Reinkarnationslehren heute

Reinkarnation ist ein Begriff, der ursprünglich vom französischen Spritisten Allan Kardec 1857 geprägt wurde.

Reinkarnation ist ein Begriff, der ursprünglich vom französischen Spritisten Allan Kardec 1857 geprägt wurde. Er steht für die Wiedergeburt oder Seelenwanderung. Er wurde nach und nach in allen Glaubensrichtungen anerkannt, weil er keiner definiert zugeordnet werden konnte.

Vor allem im Bereich des Hinduismus und Buddhismus wird dieser Begriff auch heute noch stark geprägt. Im Buddhismus ist er als ein Begriff der Wiedergeburt zu sehen. Nach dem buddhistischen Glauben, werden die unsterblichen Seelen, die in allen Menschen wohnen, so lange Wiedergeboren, bis sie aus diesem Kreislauf ins Nirvana entlassen werden, weil sie ein Karma mehr tragen.

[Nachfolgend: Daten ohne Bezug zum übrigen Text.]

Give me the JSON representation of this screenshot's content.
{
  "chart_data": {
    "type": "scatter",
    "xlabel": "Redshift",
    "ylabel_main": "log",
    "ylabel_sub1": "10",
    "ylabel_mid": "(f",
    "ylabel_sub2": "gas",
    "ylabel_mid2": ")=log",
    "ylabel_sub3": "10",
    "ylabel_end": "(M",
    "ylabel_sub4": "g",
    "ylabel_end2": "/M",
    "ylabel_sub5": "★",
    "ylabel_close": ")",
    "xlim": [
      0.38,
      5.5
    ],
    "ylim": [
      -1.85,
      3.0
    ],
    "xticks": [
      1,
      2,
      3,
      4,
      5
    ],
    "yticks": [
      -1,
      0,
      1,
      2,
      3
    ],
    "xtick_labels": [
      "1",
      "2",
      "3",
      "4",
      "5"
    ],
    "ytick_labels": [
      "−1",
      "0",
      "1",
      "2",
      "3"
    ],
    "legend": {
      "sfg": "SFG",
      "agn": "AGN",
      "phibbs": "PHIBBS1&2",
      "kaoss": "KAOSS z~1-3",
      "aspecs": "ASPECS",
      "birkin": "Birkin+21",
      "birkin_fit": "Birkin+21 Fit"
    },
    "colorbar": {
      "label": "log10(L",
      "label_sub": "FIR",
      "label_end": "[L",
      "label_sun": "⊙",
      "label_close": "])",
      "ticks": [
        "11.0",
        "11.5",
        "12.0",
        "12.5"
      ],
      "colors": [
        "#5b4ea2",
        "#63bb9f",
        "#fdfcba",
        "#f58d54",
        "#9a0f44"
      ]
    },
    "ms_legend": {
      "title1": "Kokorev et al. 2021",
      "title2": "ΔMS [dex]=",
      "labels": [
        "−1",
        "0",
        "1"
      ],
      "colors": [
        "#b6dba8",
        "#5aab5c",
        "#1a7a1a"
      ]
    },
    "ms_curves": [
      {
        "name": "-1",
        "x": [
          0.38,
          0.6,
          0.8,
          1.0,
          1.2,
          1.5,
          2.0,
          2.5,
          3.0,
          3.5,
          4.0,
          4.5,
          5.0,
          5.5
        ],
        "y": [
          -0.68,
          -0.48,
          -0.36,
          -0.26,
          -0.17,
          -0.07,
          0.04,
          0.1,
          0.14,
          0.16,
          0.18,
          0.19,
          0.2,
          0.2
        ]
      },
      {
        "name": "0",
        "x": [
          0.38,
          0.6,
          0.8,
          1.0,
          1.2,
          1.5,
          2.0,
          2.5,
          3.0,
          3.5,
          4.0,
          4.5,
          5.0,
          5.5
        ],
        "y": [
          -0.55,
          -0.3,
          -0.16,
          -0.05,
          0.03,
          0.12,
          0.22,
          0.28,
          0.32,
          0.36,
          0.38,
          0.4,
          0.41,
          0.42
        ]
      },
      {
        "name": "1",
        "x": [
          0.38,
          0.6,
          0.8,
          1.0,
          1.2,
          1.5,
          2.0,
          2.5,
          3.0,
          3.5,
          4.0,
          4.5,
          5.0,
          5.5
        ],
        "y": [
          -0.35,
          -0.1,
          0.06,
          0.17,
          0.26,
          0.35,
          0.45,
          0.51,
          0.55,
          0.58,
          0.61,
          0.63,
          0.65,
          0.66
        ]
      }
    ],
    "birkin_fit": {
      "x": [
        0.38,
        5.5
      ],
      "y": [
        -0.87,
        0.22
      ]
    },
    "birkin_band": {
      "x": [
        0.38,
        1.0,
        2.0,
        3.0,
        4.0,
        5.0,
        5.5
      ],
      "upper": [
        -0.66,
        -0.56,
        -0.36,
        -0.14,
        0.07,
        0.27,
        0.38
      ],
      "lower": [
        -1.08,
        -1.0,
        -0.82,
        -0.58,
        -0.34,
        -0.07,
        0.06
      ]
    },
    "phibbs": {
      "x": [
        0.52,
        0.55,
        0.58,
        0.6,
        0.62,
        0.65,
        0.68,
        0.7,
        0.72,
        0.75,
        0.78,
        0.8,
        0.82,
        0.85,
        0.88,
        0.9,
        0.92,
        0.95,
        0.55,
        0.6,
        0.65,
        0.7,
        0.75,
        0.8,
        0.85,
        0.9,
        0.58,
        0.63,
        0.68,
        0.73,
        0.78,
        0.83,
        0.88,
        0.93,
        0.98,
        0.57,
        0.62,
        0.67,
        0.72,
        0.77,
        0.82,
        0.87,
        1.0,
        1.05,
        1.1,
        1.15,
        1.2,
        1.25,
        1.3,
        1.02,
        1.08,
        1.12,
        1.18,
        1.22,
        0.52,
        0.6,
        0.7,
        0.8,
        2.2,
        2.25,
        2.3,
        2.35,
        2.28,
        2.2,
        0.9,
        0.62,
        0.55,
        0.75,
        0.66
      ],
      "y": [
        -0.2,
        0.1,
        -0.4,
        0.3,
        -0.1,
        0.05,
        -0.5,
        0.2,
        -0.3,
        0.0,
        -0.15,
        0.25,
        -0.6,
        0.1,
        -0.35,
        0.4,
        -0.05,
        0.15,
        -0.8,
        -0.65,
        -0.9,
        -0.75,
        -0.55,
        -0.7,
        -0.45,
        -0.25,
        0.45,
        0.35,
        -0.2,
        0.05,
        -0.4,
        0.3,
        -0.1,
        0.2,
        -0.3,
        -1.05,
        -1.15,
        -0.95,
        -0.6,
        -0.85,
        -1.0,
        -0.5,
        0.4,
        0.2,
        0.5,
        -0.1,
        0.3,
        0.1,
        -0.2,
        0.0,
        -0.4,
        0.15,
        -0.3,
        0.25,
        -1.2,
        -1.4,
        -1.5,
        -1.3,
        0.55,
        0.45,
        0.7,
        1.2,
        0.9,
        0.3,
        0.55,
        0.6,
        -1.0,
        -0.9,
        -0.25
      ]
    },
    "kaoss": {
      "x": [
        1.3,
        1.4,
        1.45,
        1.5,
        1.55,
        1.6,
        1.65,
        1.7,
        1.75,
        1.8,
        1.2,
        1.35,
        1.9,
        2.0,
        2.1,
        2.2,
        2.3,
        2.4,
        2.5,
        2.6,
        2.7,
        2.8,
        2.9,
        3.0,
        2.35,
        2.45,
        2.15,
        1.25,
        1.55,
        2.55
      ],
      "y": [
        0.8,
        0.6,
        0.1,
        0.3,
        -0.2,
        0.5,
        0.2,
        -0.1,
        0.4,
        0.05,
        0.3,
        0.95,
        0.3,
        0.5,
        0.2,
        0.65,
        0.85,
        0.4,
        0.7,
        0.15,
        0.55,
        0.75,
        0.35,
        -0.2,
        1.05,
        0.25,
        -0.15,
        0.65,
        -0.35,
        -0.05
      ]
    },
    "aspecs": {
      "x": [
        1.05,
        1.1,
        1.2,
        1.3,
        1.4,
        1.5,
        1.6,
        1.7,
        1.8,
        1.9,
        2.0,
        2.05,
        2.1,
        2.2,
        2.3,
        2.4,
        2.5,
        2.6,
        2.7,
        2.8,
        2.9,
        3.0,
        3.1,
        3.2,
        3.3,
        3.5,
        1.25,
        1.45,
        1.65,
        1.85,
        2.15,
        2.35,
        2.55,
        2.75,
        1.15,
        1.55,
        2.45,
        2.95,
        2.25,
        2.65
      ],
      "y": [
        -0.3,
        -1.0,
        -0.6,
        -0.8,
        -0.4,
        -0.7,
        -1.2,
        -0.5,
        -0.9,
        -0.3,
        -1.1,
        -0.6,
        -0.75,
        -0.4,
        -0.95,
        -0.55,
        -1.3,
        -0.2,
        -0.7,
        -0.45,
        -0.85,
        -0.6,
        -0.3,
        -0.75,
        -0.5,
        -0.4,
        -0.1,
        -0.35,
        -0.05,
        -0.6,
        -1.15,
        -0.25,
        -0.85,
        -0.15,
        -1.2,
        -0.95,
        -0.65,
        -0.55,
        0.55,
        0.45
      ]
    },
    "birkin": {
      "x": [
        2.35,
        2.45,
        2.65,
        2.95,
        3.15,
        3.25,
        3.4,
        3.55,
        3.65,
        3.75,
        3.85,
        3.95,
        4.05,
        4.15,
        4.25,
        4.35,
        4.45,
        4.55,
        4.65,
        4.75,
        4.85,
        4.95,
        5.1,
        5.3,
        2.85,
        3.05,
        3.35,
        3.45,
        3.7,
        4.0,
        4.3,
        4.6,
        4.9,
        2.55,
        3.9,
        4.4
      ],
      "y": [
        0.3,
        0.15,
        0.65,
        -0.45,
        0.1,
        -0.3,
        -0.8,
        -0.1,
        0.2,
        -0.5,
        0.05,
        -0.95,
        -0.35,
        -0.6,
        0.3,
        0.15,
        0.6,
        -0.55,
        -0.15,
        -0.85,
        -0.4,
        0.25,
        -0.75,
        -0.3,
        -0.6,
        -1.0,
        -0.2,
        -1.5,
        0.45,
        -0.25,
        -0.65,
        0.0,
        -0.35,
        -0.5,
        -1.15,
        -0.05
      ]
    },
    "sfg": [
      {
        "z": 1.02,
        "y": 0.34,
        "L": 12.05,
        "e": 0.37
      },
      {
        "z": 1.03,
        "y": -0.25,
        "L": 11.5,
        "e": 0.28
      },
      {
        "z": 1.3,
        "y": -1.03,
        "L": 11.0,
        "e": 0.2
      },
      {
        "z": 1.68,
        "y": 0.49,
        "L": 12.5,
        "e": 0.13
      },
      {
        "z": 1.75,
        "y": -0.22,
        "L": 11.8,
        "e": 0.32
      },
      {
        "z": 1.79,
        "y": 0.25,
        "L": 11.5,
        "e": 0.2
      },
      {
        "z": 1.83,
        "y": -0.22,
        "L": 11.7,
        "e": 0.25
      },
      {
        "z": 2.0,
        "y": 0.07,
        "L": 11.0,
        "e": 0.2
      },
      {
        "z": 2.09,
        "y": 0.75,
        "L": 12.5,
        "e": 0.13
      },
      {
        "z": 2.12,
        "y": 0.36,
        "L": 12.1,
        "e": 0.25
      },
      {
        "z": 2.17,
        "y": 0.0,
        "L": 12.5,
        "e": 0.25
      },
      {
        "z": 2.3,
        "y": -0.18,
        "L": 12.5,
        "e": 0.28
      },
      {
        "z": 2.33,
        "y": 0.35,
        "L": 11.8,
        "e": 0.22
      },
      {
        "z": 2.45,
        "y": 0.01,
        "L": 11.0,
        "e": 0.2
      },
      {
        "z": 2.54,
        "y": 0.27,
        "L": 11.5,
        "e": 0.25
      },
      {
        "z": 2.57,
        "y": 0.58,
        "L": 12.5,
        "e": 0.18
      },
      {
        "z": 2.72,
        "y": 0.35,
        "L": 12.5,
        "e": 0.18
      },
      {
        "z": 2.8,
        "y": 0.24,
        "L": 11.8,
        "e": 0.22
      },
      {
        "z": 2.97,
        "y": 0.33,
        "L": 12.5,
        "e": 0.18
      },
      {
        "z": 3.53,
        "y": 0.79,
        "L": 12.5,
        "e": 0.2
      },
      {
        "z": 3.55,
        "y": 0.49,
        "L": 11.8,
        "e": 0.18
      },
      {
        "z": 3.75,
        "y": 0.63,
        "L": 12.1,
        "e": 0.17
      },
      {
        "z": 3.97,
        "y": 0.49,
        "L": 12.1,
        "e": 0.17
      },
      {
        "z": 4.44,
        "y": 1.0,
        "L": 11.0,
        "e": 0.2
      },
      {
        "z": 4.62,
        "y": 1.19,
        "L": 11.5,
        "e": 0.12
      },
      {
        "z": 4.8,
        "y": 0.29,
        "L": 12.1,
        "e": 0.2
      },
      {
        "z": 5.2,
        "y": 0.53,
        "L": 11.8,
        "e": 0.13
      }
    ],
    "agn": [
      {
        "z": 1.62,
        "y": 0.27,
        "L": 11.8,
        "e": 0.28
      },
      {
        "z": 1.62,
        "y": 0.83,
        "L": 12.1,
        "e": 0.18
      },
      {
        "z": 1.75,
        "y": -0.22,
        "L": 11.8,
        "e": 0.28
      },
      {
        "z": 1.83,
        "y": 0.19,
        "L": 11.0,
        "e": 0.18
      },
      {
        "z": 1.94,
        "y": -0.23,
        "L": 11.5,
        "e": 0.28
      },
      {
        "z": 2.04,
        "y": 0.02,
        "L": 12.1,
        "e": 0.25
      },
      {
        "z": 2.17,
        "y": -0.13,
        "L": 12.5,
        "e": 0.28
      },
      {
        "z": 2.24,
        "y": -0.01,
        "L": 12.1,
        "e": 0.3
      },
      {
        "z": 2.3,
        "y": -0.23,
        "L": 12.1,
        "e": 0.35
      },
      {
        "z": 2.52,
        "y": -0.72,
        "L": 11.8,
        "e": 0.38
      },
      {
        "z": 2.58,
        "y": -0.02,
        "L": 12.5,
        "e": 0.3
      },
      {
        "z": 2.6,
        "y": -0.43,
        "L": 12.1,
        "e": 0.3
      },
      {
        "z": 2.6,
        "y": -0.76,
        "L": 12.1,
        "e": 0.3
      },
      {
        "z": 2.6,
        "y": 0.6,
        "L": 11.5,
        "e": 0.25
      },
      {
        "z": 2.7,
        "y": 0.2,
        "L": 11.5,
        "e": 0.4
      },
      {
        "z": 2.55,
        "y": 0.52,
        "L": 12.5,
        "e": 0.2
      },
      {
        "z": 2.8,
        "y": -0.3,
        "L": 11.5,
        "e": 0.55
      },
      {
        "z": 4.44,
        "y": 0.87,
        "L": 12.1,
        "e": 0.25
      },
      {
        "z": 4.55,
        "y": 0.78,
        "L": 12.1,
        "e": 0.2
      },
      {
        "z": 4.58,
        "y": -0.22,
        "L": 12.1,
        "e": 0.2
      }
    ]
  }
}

Reinkarnationslehre im Hinduismus

Im Hinduismus spricht man auch von einer Reinkarnation. Die Anhänger dieses Glaubens kennen auch Karma, jedoch ist es ein anderes System. Die Individuen auf diesem Planeten sammeln auch nach diesem Glauben Karma an. Jedoch werden sie in jedem Fall Wiedergeboren. Wenn sie gutes Karma angesammelt haben, kommen sie zwischen ihren Leben eine Zeit lang an einen Ort, der dem Himmel des römisch-katholischen Glaubens sehr nahe kommt. Dort erleben sie große Freuden, bis sie dann wieder in ihr nächstes Leben auf der erde reinkarnieren. Wenn sie zu viel negatives Karma angesammelt haben, gehen sie an einen Ort, der der Hölle des Christentums entspricht. Dort leiden sie Qualen, bis ihr negatives Karma aufgebraucht ist und sie wieder auf der Erde geboren werden. Dieser hinduistische Kreislauf der Wiedergeburt kann nur durchbrochen werden, wenn die betreffende Person die Gnade Gottes erfährt. Selbst können sie nichts dazu tun. Einige Strömungen im Hinduismus gehen aber davon aus, dass es sinnvoll ist, Gott durch selbstloses Handeln gnädig zu stimmen.